Der Rechtsanwalt ist ein unabhängiges Organ der Rechtspflege. Dieser salbungsvolle Satz soll verdeutlichen, dass ein Anwalt kein schnöder juristischer Handwerker ist, sondern einem höheren Gut dient. Die "anwaltliche Tätigkeit dient in besonderem Maße dem Gemeinwohl", weiß die Standesvereinigung.

Immer mal wieder lassen Berichte allerdings daran zweifeln, dass Teile der Anwaltschaft mit den ethischen Regeln ihres Berufs noch vollumfänglich vertraut sind. Erst vor zwei Wochen standen Ermittler in den Büroräumen einer Kanzlei in Jena. Der Name der Kanzlei ist öffentlich nicht bekannt, aber die Mitteilung des Landeskriminalamts Thüringen liest sich, als hätten die Beamten eine bundesweit operierende Mafiabande hops genommen. Gleich gegen mehrere Rechtsanwälte werde "wegen des Verdachts des gewerbsmäßigen Betruges" ermittelt. 15 Objekte in fünf Bundesländern wurden in diesem Zusammenhang durchsucht.

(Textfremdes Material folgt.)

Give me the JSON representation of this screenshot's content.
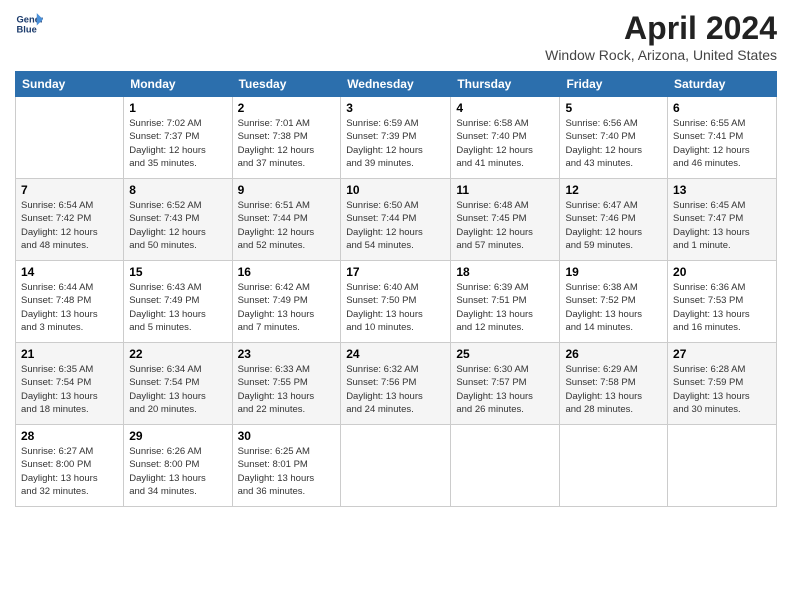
{
  "brand": {
    "name_line1": "General",
    "name_line2": "Blue"
  },
  "header": {
    "title": "April 2024",
    "subtitle": "Window Rock, Arizona, United States"
  },
  "days_of_week": [
    "Sunday",
    "Monday",
    "Tuesday",
    "Wednesday",
    "Thursday",
    "Friday",
    "Saturday"
  ],
  "weeks": [
    [
      {
        "day": "",
        "info": ""
      },
      {
        "day": "1",
        "info": "Sunrise: 7:02 AM\nSunset: 7:37 PM\nDaylight: 12 hours\nand 35 minutes."
      },
      {
        "day": "2",
        "info": "Sunrise: 7:01 AM\nSunset: 7:38 PM\nDaylight: 12 hours\nand 37 minutes."
      },
      {
        "day": "3",
        "info": "Sunrise: 6:59 AM\nSunset: 7:39 PM\nDaylight: 12 hours\nand 39 minutes."
      },
      {
        "day": "4",
        "info": "Sunrise: 6:58 AM\nSunset: 7:40 PM\nDaylight: 12 hours\nand 41 minutes."
      },
      {
        "day": "5",
        "info": "Sunrise: 6:56 AM\nSunset: 7:40 PM\nDaylight: 12 hours\nand 43 minutes."
      },
      {
        "day": "6",
        "info": "Sunrise: 6:55 AM\nSunset: 7:41 PM\nDaylight: 12 hours\nand 46 minutes."
      }
    ],
    [
      {
        "day": "7",
        "info": "Sunrise: 6:54 AM\nSunset: 7:42 PM\nDaylight: 12 hours\nand 48 minutes."
      },
      {
        "day": "8",
        "info": "Sunrise: 6:52 AM\nSunset: 7:43 PM\nDaylight: 12 hours\nand 50 minutes."
      },
      {
        "day": "9",
        "info": "Sunrise: 6:51 AM\nSunset: 7:44 PM\nDaylight: 12 hours\nand 52 minutes."
      },
      {
        "day": "10",
        "info": "Sunrise: 6:50 AM\nSunset: 7:44 PM\nDaylight: 12 hours\nand 54 minutes."
      },
      {
        "day": "11",
        "info": "Sunrise: 6:48 AM\nSunset: 7:45 PM\nDaylight: 12 hours\nand 57 minutes."
      },
      {
        "day": "12",
        "info": "Sunrise: 6:47 AM\nSunset: 7:46 PM\nDaylight: 12 hours\nand 59 minutes."
      },
      {
        "day": "13",
        "info": "Sunrise: 6:45 AM\nSunset: 7:47 PM\nDaylight: 13 hours\nand 1 minute."
      }
    ],
    [
      {
        "day": "14",
        "info": "Sunrise: 6:44 AM\nSunset: 7:48 PM\nDaylight: 13 hours\nand 3 minutes."
      },
      {
        "day": "15",
        "info": "Sunrise: 6:43 AM\nSunset: 7:49 PM\nDaylight: 13 hours\nand 5 minutes."
      },
      {
        "day": "16",
        "info": "Sunrise: 6:42 AM\nSunset: 7:49 PM\nDaylight: 13 hours\nand 7 minutes."
      },
      {
        "day": "17",
        "info": "Sunrise: 6:40 AM\nSunset: 7:50 PM\nDaylight: 13 hours\nand 10 minutes."
      },
      {
        "day": "18",
        "info": "Sunrise: 6:39 AM\nSunset: 7:51 PM\nDaylight: 13 hours\nand 12 minutes."
      },
      {
        "day": "19",
        "info": "Sunrise: 6:38 AM\nSunset: 7:52 PM\nDaylight: 13 hours\nand 14 minutes."
      },
      {
        "day": "20",
        "info": "Sunrise: 6:36 AM\nSunset: 7:53 PM\nDaylight: 13 hours\nand 16 minutes."
      }
    ],
    [
      {
        "day": "21",
        "info": "Sunrise: 6:35 AM\nSunset: 7:54 PM\nDaylight: 13 hours\nand 18 minutes."
      },
      {
        "day": "22",
        "info": "Sunrise: 6:34 AM\nSunset: 7:54 PM\nDaylight: 13 hours\nand 20 minutes."
      },
      {
        "day": "23",
        "info": "Sunrise: 6:33 AM\nSunset: 7:55 PM\nDaylight: 13 hours\nand 22 minutes."
      },
      {
        "day": "24",
        "info": "Sunrise: 6:32 AM\nSunset: 7:56 PM\nDaylight: 13 hours\nand 24 minutes."
      },
      {
        "day": "25",
        "info": "Sunrise: 6:30 AM\nSunset: 7:57 PM\nDaylight: 13 hours\nand 26 minutes."
      },
      {
        "day": "26",
        "info": "Sunrise: 6:29 AM\nSunset: 7:58 PM\nDaylight: 13 hours\nand 28 minutes."
      },
      {
        "day": "27",
        "info": "Sunrise: 6:28 AM\nSunset: 7:59 PM\nDaylight: 13 hours\nand 30 minutes."
      }
    ],
    [
      {
        "day": "28",
        "info": "Sunrise: 6:27 AM\nSunset: 8:00 PM\nDaylight: 13 hours\nand 32 minutes."
      },
      {
        "day": "29",
        "info": "Sunrise: 6:26 AM\nSunset: 8:00 PM\nDaylight: 13 hours\nand 34 minutes."
      },
      {
        "day": "30",
        "info": "Sunrise: 6:25 AM\nSunset: 8:01 PM\nDaylight: 13 hours\nand 36 minutes."
      },
      {
        "day": "",
        "info": ""
      },
      {
        "day": "",
        "info": ""
      },
      {
        "day": "",
        "info": ""
      },
      {
        "day": "",
        "info": ""
      }
    ]
  ]
}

Die Anwälte aus Jena sollen nach Angaben der Fahnder "mehrere tausend Kapitalanleger" abgezockt haben, deren Investments in Schieflage geraten waren. Mithilfe von angeblich unabhängigen Verbraucherschutzvereinen seien die Anleger an die Anwälte durchgereicht und zur Erteilung von Mandaten überredet worden, obwohl die Forderungen "keine bis verschwindend geringe Erfolgsaussichten" gehabt hätten oder wirtschaftlich unsinnig gewesen wären. Offenbar ging es vor allem darum, ihnen dann hohe Gebühren in Rechnung stellen zu können.

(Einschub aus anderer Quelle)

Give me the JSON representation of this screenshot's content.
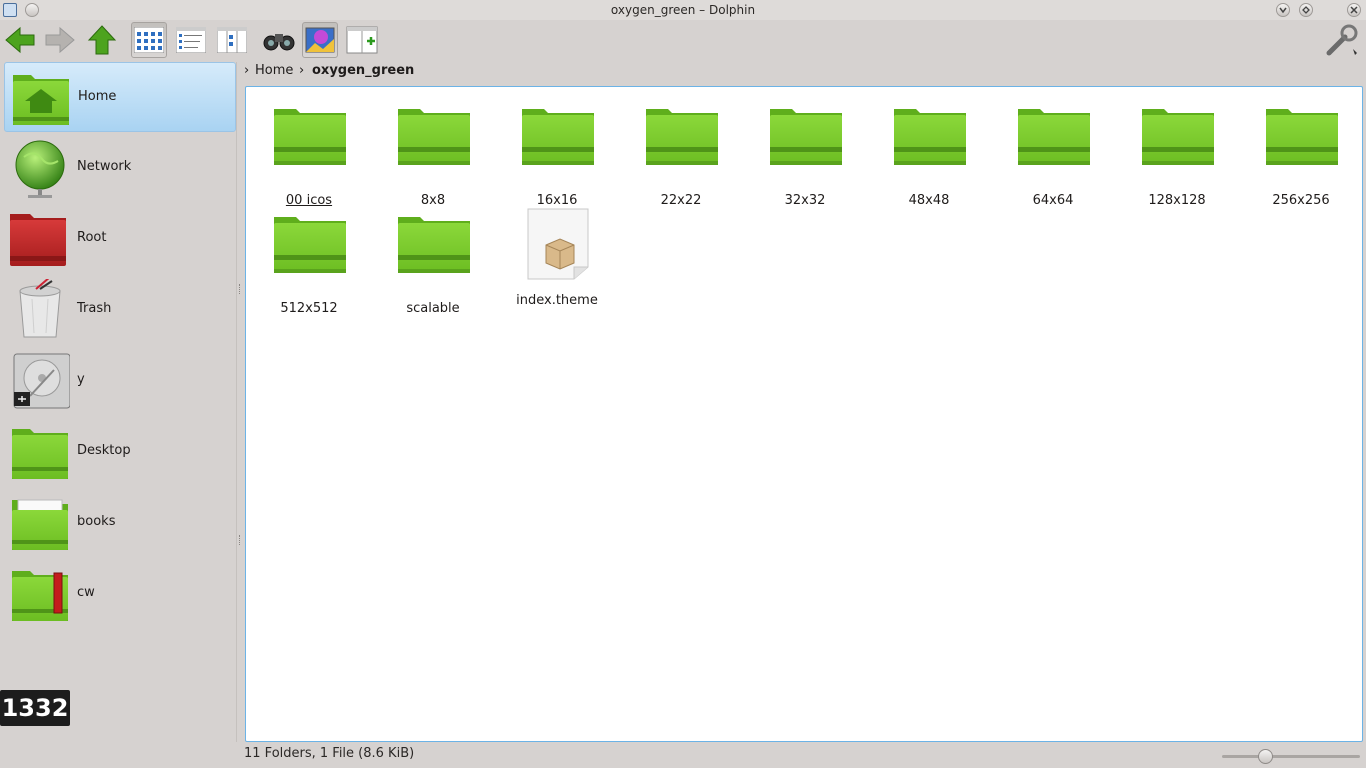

Neu wäre das Muster nicht. Schon nach dem Platzen der Dotcom-Blase um die Jahrtausendwende haben manche Juristen mit marktschreierischen Methoden versucht, die Wut der Geschädigten im großen Stil zu ihren Gunsten zu kapitalisieren. Laien haben jedoch kaum eine Chance, rechtzeitig seriöse von unseriösen Rechtsanwälten zu unterscheiden. Sie vertrauen einem Anwalt so wie einem Arzt, von dem sie auch nicht erwarten, dass er ihnen eine unwirksame Therapie aufschwatzt.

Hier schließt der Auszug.